If recent history can be used as a guide to how this weekend's Shell & Pennzoil Grand Prix of Houston double-header will play out, the 49-point advantage championship leader Helio Castroneves holds over Scott Dixon could be in jeopardy.
With 50 points on offer to win each race, a point for pole, a point for leading a lap and two more for leading the most laps, Castroneves and his Team Penske crew will need to keep an eye on the Target Chip Ganassi Racing driver. The Kiwi has a pair of fourths from the Detroit double-header, a pair of wins at the most recent double-header in Toronto and was also in the frame for another podium at Baltimore until…well, you know what happened there.
Of all the drivers in the IndyCar paddock, Dixon was seemingly created to drive on bumpy street courses and that's exactly what he'll have this weekend as he attempts to keep the No. 9 Honda earthbound during a pair of 90-lap events. There's no guarantee Houston will be another repeat of Toronto for Dixie, but you could not pick a better track to give the two-time champion 108 points to pursue.
Castroneves will also have a two-time street course race winner to contend with in Schmidt Hamilton Racing's Simon Pagenaud. The Frenchman has a longer haul to the Brazilian from third in the standings, but with victories on Detroit's rallycross circuit and again at Baltimore, his No. 77 Honda is another pre-race favorite to grab handfuls of points.
It's also worth noting that since Chevy-powered James Hinchcliffe won in Brazil for Andretti Autosport, Honda, with its exceptional mid-range power delivery, has won every street course – five in total – since the series visited Sao Paulo in May.
Add in fourth-place Marco Andretti (-71 points) and fifth-place Ryan Hunter-Reay (-74 points) to the Castroneves Chase and the 38-year-old Brazilian needs to come away from Houston with solid runs inside the top-5 if he's to hold the championship lead into the season finale at Fontana.
Without running through a mind-numbing list of every possible championship scenario, Castroneves could clinch the title this weekend if he moves his lead to 55 points or more by the end of Race 2.
Coming off of last week's test at Fontana, Castroneves was the class of the field – untouchable, almost – which could make Houston the place where Dixon, Pagenaud and the rest have a realistic shot at turning the tide in their favor.
In a call to RACER prior to a sponsor function for Shell, whose branding will be carried on his No. 3 Chevy in Houston, Castroneves made it clear he'll be racing with his head this weekend while those who are pursuing him have no choice but to dial up the intensity and go for broke.
“The way I'm approaching it is I'm not only thinking about the championship lead; I'm thinking about keeping the lead, but also our performance this weekend,” he said. “My goal is to have a quick car, a consistent car, and it's 90 laps each race.

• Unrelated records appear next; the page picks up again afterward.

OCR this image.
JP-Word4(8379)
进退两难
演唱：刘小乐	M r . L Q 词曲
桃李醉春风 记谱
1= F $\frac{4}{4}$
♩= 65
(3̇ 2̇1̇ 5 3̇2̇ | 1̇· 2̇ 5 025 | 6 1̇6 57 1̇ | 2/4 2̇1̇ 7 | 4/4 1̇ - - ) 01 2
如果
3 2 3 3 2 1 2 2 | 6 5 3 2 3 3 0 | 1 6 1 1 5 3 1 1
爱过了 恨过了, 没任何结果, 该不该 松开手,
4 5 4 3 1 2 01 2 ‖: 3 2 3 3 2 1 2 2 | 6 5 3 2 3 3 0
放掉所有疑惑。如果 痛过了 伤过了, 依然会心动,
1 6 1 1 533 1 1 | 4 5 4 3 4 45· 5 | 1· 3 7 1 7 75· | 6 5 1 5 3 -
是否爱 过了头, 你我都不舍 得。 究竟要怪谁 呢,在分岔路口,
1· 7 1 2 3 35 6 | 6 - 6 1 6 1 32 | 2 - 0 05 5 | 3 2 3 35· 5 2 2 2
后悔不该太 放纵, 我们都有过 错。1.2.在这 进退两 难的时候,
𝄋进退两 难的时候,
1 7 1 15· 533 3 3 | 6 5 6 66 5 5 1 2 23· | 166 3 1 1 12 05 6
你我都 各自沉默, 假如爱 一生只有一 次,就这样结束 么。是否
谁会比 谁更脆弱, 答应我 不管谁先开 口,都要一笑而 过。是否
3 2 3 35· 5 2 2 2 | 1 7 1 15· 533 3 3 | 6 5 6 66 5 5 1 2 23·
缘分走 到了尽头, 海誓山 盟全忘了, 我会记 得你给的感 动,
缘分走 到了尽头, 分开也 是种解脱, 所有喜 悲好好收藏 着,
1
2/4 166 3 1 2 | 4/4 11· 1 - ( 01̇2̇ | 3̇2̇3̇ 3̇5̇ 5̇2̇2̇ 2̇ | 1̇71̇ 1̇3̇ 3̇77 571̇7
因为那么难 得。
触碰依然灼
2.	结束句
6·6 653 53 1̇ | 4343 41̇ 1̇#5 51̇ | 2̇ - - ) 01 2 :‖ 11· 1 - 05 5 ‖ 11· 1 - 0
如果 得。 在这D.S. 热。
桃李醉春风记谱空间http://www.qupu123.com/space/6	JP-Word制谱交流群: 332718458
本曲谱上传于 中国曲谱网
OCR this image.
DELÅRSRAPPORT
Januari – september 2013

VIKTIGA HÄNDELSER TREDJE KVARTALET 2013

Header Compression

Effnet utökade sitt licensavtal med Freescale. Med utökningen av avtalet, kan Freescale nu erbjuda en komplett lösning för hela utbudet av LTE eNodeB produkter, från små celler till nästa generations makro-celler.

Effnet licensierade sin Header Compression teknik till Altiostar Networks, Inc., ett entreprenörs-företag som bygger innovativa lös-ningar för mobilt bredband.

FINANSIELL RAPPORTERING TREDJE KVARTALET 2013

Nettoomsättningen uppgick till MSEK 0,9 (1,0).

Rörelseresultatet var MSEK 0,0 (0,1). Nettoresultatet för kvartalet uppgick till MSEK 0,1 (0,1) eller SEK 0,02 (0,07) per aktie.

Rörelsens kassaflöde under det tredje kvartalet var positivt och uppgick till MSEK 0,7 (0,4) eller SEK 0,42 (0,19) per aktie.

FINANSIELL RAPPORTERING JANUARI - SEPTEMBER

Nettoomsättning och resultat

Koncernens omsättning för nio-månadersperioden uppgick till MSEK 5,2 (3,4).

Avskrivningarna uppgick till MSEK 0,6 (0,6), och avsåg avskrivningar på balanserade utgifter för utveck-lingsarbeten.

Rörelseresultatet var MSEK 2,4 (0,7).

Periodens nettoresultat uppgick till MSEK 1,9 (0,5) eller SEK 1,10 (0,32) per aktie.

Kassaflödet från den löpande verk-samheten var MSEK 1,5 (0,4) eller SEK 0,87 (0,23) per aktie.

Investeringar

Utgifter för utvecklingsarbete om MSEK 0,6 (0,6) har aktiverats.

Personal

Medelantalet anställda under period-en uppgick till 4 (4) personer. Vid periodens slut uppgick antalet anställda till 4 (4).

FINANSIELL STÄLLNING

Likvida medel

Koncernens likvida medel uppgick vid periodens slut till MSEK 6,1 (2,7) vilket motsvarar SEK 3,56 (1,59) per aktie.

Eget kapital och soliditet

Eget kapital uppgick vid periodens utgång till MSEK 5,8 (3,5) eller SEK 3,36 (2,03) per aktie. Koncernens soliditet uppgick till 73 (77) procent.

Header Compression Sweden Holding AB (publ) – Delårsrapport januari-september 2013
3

I don't know the track, I haven't been there, so if it's bumpy, I'll deal with it. I'm just going to work on setting up my car the best we can. I'm not worried about who's being aggressive, how the Hondas are doing, or whatever. I'm focused on learning what we've learned at the tracks we've been to, the street courses. At Toronto the car was very good, so we're going to focus on trying to make the Shell car like that.”
Castroneves has been incredibly effective this season by taking a “best on the day” approach to his races. In the past, he's been susceptible to over-driving – trying too hard at times, or trying to squeeze a better finishing position out of a car that just didn't have the pace to get there – and paid the price with broken wings or meetings with the wall. Yet once he dialed down his intensity a notch or two and stopped trying to force the issue, his championship aspirations became more realistic.
He's rarely been the fastest car on track, but through 16 rounds, Castroneves has only finished outside the top-10 on one occasion. Nine visits inside the top-6 and five trips to the podium, including a win at Texas, has Castroneves on the cusp of his first Indy car title, which means changes to his less forceful approach are unlikely for Houston.
“That's my mentality,” he confirmed. “That's how I'm approaching this weekend – it's two races. I'm not going to start counting points or positions – who's where in the race and what does that mean for me and all of that stuff. You can't control those things. All I can do is drive. I'm only trying to control the things I can at this point. It's like we did at Baltimore.
“We did the best with the circumstances we had and it worked out very well. I want to do everything we can to be competitive with those guys. If we can be at the front, OK. If we're at the back, we need to make things better so I can get to the front. We will handle whatever situation we have.”